Among various forms of renewable energies, solar energy is considered as one of the largest single source of clean energy. However, the cost of energy based on the present solar technology is incomparable to those of fossil fuels. Highly efficient solar cells are necessary and need to be developed within next few years. Dye-Sensitized Solar Cells (DSSCs) are currently the leading third generation photovoltaic devices, which represent the cutting edge solar technologies with a high efficiency and low production cost. These cells normally consist of Transparent Conducting Oxide (TCO) films on a glass substrate, a wide band gap semiconductor, a ruthenium based dye, a redox electrolyte solution and a platinum counter electrode. Commonly, Fluorine doped Tin Oxide (FTO) coated glass is used as a substrate for both anode and cathode. To develop coatings for large-scale applications, it is mandatory to design a nano-dimensional SnO₂ material deposited on a glass for about few micron thicknesses. Currently we are developing such coating by Physical Vapour Deposition (PVD) or Pulse Laser Deposition (PLD) methods. We hope that such methods could bring down the cost factor of the resultant DSSC’s to a greater extent and large scale production will eventually pave a way to solve the rural as well as urban energy demands through eructing giant solar panels. TiO₂ coatings with porous structure are also prepared and their materials properties are being studied.

It is well known that antibacterial materials are essential in our daily life and effectively protect the public health from pollutants including inorganic, organic and biological substances in many different forms. The pollutants not only physically interact with the membrane surface but also chemically degrade the membrane material. Various classes of antibacterial materials have been investigated namely, metal oxides, elemental-based nano-composites, polymeric-based nano-composites, ligand complexes, surfactants, antimicrobial peptides, plant extracts, aquatic extracts and fungus extracts. Amongst all the bactericidal agents, metal oxides have long been recognized for their potent antimicrobial applications and can be used on their own or in the form of nano-composites for enhanced stability. Therefore, currently we are incorporating them into the supports like surgical cloths which could be used as anti-bactericidal cloths in communities as well as in military applications.

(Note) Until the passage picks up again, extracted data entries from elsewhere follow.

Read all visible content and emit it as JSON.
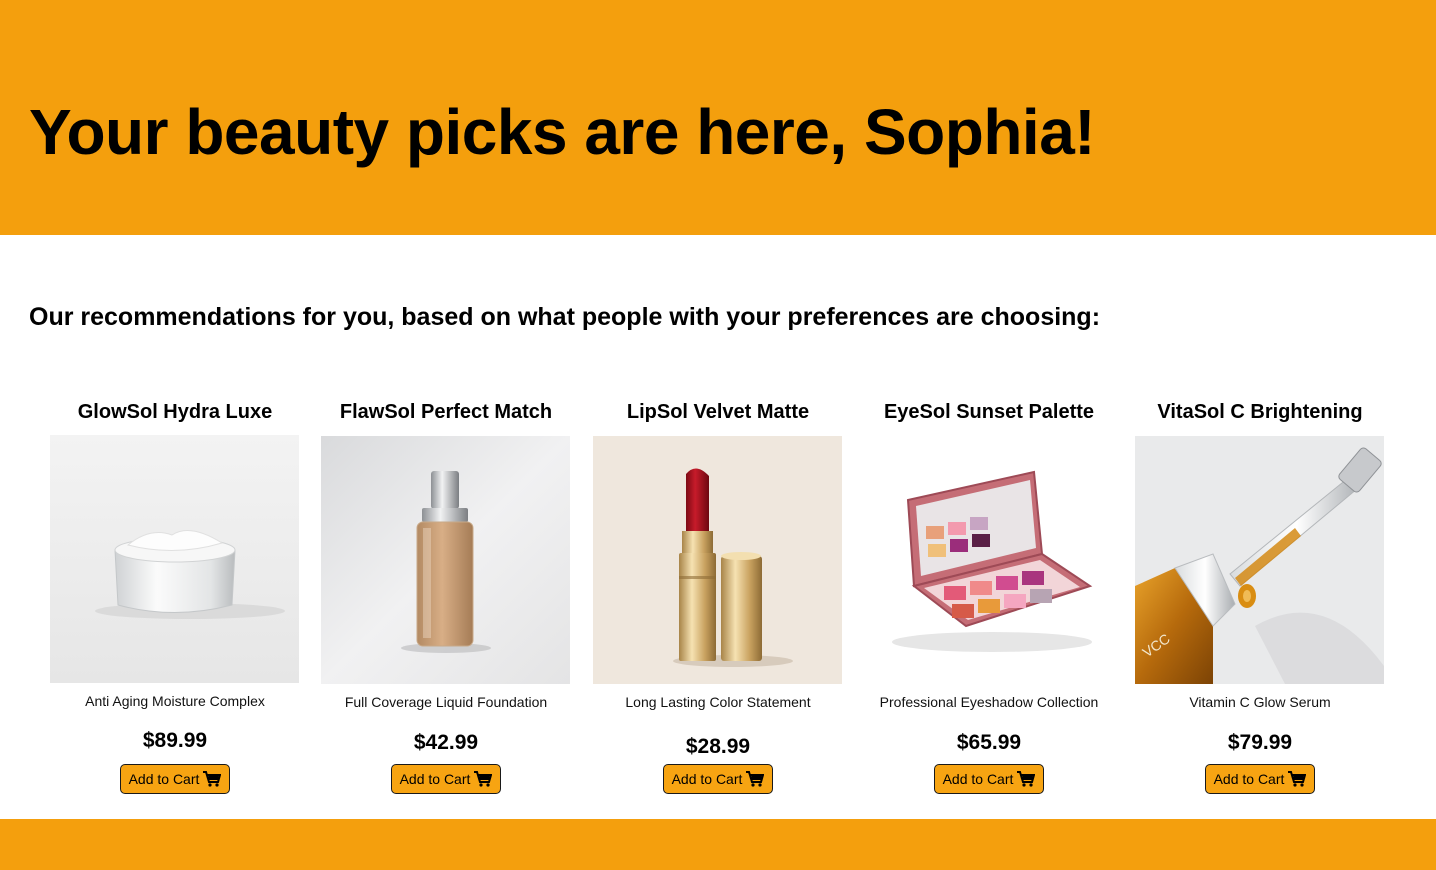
{
  "header": {
    "title": "Your beauty picks are here, Sophia!",
    "background": "#f49f0d"
  },
  "subtitle": "Our recommendations for you, based on what people with your preferences are choosing:",
  "products": [
    {
      "name": "GlowSol Hydra Luxe",
      "description": "Anti Aging Moisture Complex",
      "price": "$89.99",
      "button_label": "Add to Cart",
      "image_icon": "moisturizer-jar"
    },
    {
      "name": "FlawSol Perfect Match",
      "description": "Full Coverage Liquid Foundation",
      "price": "$42.99",
      "button_label": "Add to Cart",
      "image_icon": "foundation-bottle"
    },
    {
      "name": "LipSol Velvet Matte",
      "description": "Long Lasting Color Statement",
      "price": "$28.99",
      "button_label": "Add to Cart",
      "image_icon": "lipstick"
    },
    {
      "name": "EyeSol Sunset Palette",
      "description": "Professional Eyeshadow Collection",
      "price": "$65.99",
      "button_label": "Add to Cart",
      "image_icon": "eyeshadow-palette"
    },
    {
      "name": "VitaSol C Brightening",
      "description": "Vitamin C Glow Serum",
      "price": "$79.99",
      "button_label": "Add to Cart",
      "image_icon": "serum-dropper",
      "bottle_text": "VCC"
    }
  ],
  "colors": {
    "accent": "#f49f0d",
    "button": "#f7a412"
  }
}
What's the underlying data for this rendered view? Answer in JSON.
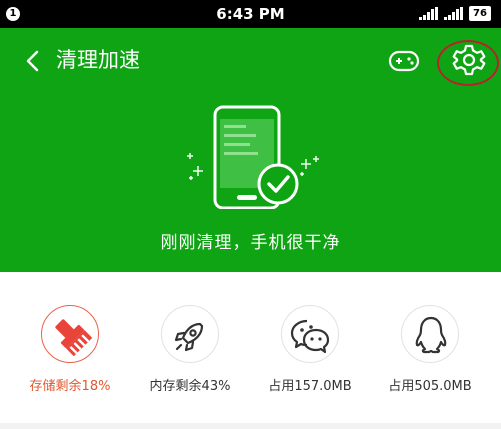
{
  "status_bar": {
    "notification_count": "1",
    "time": "6:43 PM",
    "battery": "76"
  },
  "header": {
    "title": "清理加速",
    "back_icon": "chevron-left-icon",
    "game_icon": "gamepad-icon",
    "settings_icon": "gear-icon"
  },
  "hero": {
    "illustration": "phone-checkmark-icon",
    "message": "刚刚清理，手机很干净"
  },
  "tools": [
    {
      "label": "存储剩余18%",
      "icon": "broom-icon",
      "active": true
    },
    {
      "label": "内存剩余43%",
      "icon": "rocket-icon",
      "active": false
    },
    {
      "label": "占用157.0MB",
      "icon": "wechat-icon",
      "active": false
    },
    {
      "label": "占用505.0MB",
      "icon": "qq-penguin-icon",
      "active": false
    }
  ],
  "colors": {
    "hero_green": "#0fa413",
    "active_orange": "#e2582f",
    "highlight_red": "#b4242a"
  }
}
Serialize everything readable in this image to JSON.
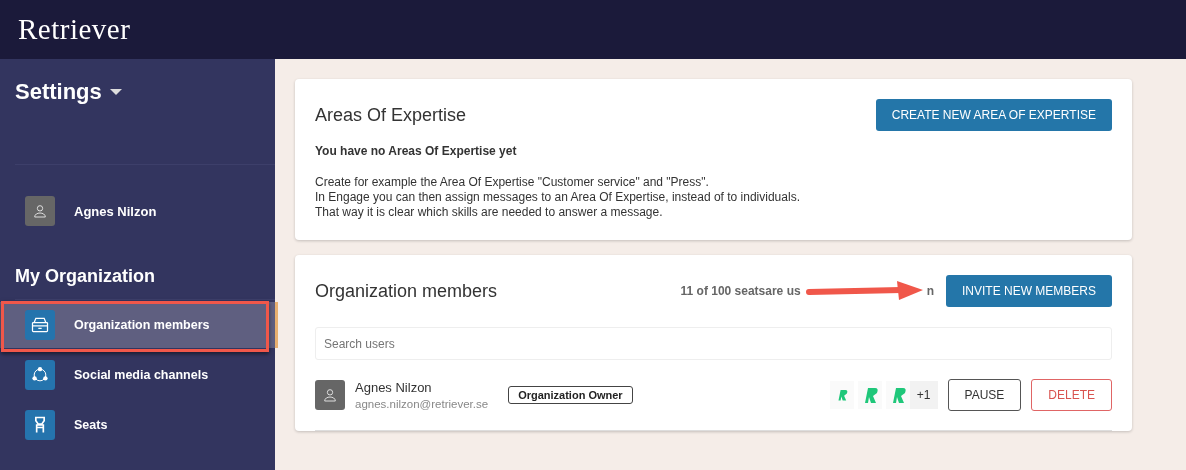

Most processes proceeding in the human body occur at surfaces and interfaces of implant material. Surface properties improvement by nano-structured coatings represents a modern approach in material processing technologies, being recommendable to enhance qualities required for bio implant applications. Titanium and titanium alloy are widely used for biomedical applications due to their low density, excellent biocompatibility, corrosion resistance and mechanical properties. We are carrying out the study of biocompatibility of amorphous metallic glasses, transition metal nitides, oxides and oxy-nitrides in single layer, multilayers and nano composites. Ceramic coatings of hydroxyapatite are also done. We investigate the relationship between corrosion properties, mechanical properties and microstructure as well as bioactivity of the coated implantable substrates as they have got the potential applications in the fields of hard-tissue prosthesis, chronic electrode implants, catalyst support, fluid filters.

We are also involving in the development of Sm-doped-CeO₂ thin film production on Ti and Al substrates to employ them as environmental remediation catalysts for organic dyes present in the industrial effluents. In such works we are employing various nanomaterial processing methodologies along with thin film production techniques like, CVD and PVD as well.